/ml_code_generator

Deployed version of this proof of concept

Primary LanguagePythonGNU General Public License v3.0GPL-3.0

Machine Learning Code Generator

This is an experimental software providing a point and click user interface for generating python code for machine learning (ML) pipelines. At this early stage, the features are very limited. We are actively working on building new features to get the first proof of concept version working. The goal of this software is to allow non-programmers "write" ML pipeline code.

Install dependencies (only one time)

The instructions below assume that python3 and pip3 refer to Python 3.x and Pip 3.x. Depending on how things are configured, you may need to use python and pip commands instead of python3 and pip3. Additionally, Windows users would benefit from installing gitbash for windows, which will allow them to run bash commands (as used in these instructions).

  1. Create a virtual environment: python3 -m venv venv
  2. Activate virtual environment:
    • Mac or Linux: source venv/bin/activate
    • Windows: source venv/Scripts/activate
  3. Install dependencies: pip3 install -r requirements.txt

Virtual environment

  1. Activate virtual environment each time you use this code:
    • Mac or Linux: source venv/bin/activate
    • Windows: source venv/Scripts/activate

Set PYTHONPATH

export PYTHONPATH=$(pwd)

Run the code at command line:

  1. python3 main.py <INPUT_CSV_FILE>

This code will process the input csv file, remove rows with missing values, and will output data summary.

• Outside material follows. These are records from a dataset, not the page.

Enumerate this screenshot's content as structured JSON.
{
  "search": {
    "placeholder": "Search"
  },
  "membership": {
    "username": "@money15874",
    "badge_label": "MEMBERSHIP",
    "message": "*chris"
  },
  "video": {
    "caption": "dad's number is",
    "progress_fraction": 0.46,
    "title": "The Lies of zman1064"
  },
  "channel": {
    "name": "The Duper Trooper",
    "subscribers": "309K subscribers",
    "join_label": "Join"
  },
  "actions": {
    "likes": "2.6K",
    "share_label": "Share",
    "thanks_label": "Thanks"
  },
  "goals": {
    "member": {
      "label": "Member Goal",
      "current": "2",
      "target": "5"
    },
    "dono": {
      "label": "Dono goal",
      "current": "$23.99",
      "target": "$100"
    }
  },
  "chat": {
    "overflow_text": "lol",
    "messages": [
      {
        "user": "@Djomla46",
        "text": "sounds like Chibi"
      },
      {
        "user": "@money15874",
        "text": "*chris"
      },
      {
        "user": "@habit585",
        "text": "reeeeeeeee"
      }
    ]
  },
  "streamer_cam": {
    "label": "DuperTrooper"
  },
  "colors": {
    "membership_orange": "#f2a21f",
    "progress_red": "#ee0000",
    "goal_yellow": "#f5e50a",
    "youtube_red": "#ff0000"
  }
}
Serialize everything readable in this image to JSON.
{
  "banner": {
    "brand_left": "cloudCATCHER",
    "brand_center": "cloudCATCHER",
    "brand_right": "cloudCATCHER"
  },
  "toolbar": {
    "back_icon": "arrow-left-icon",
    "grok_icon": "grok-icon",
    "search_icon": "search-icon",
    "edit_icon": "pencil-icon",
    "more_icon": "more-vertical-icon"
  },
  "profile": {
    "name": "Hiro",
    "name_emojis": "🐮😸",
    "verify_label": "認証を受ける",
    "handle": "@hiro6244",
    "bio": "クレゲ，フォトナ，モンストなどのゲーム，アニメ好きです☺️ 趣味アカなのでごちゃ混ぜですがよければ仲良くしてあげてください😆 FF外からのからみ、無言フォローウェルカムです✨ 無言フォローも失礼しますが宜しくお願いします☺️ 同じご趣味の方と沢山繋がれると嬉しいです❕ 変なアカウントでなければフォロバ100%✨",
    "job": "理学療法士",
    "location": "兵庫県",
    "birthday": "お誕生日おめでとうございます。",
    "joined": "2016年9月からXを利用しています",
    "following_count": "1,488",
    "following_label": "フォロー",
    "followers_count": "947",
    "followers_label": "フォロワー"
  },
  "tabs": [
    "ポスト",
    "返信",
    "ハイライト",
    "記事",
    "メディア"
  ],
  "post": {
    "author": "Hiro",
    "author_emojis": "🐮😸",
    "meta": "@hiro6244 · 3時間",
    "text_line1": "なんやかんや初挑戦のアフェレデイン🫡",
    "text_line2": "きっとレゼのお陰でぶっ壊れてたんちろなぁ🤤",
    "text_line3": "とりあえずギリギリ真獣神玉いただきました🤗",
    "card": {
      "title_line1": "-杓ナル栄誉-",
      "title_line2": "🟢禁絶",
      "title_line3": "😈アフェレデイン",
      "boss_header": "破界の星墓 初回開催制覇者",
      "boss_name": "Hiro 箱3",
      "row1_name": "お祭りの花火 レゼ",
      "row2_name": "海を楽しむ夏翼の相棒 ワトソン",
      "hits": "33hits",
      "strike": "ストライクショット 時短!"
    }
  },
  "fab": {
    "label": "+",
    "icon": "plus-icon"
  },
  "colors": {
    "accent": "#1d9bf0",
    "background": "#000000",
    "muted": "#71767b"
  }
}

Generated python code will be printed to the terminal.

Run the code via a web interface:

  1. python3 flask_app/flask_main.py

If all goes well, you should see the following in your terminal:


 * Serving Flask app 'flask_main'
 * Debug mode: off
WARNING: This is a development server. Do not use it in a production deployment. Use a production WSGI server instead.
 * Running on http://127.0.0.1:5000
Press CTRL+C to quit

Point your web browser to http://127.0.0.1:5000 to access the user interface of this software.

Run tests

  1. pytest

Deactivate virtual environment

  1. deactivate

Environment Variables

This application contains a "Login with Google" feature. In order for this feature to properly work, there needs to be a .env file in the root directory of the project, defining two variables: GOOGLE_CLIENT_SECRET and GOOGLE_CLIENT_ID. These variables come from Google Cloud credentials configuration (google developer console). This file is intentionally part of the code repository, because those values must be kept secret.